Neuroscientists at Georgetown University Medical Center say they have new evidence that challenges scientific dogma involving two fatal neurodegenerative diseases - amyotrophic lateral sclerosis (ALS), and frontotemporal dementia (FTD) - and, in the process, have uncovered a possible therapeutic target as a novel strategy to treat both disorders.
The study, posted online today in the Journal of Biological Chemistry, found that the issue in both diseases is the inability of the cell's protein garbage disposal system to "pull out" and destroy TDP-43, a powerful, sometimes mutated gene that produces excess amounts of protein inside the nucleus of a nerve cell, or neuron.
"This finding suggests that if we're able to 'rev up' that clearance machinery and help the cell get rid of the bad actors, it could possibly reduce or slow the development of ALS and FTD," says the study's lead investigator, neuroscientist Charbel E-H Moussa, MB, PhD. "The potential of such an advance is very exciting." He cautions, though, that determining if this strategy is possible in humans could take many years and will involve teams of researchers.
The way to rev up protein disposal is to add parkin - the cell's natural disposal units - to brain cells. In this study, Moussa and his colleagues demonstrated in two animal experiments that delivering parkin genes to neurons slowed down ALS pathologies linked to TDP-43."

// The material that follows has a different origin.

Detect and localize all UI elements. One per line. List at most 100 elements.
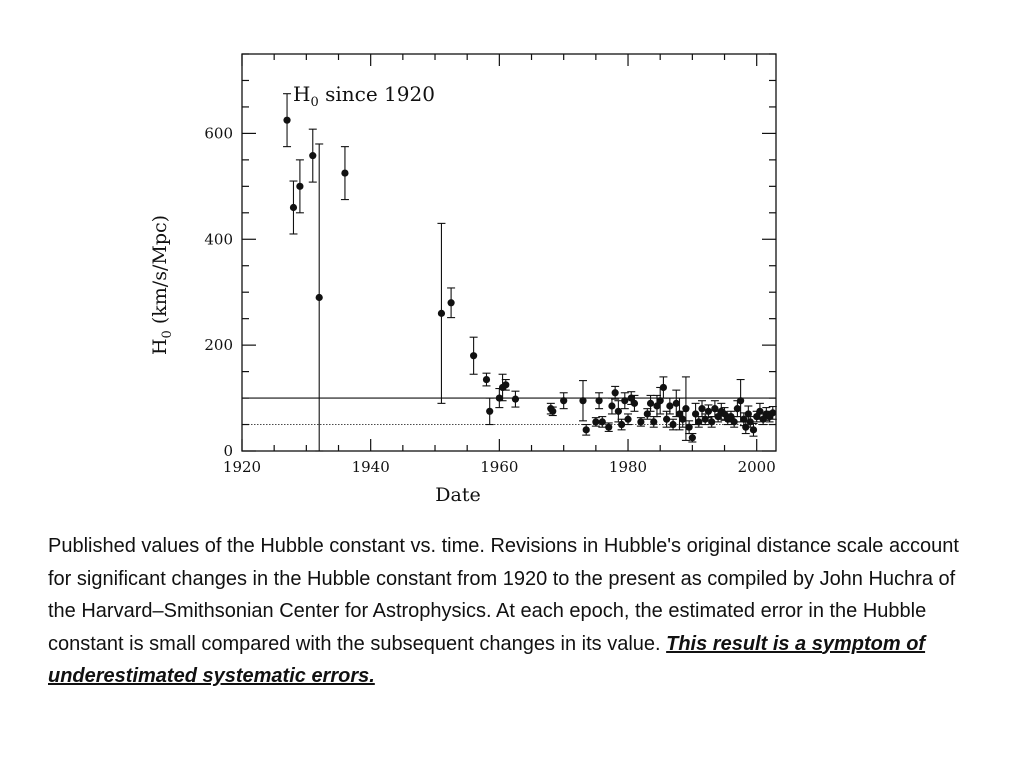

Moussa says that his study further demonstrates that clumps known as "inclusions" of TDP-43 protein found inside neuron bodies in both disorders do not promote these diseases, as some researchers have argued.
What happens in both diseases is that this protein, which is a potent regulator of thousands of genes, leaves the nucleus and collects inside the gel-like cytoplasm of the neuron. In ALS, also known as Lou Gehrig's disease, this occurs in motor neurons, affecting movement; in FTD, it occurs in the frontal lobe of the brain, leading to dementia.
"In both diseases, TDP-43 is over-expressed or mutated, and the scientific debate has been whether loss of TDP-43 in the nucleus or gain of TDP-43 in the cytoplasm is the problem," Moussa says.
"Our study suggests TDP-43 in the cell cytoplasm is deposited there in order to eventually be destroyed - without contributing to disease - and that TDP-43 in the nucleus is causing the damage," he says. "Because so much protein is being produced, the cell can't keep up with removing these toxic particles in the nucleus and the dumping of them in the cytoplasm. There may be a way to fix this problem."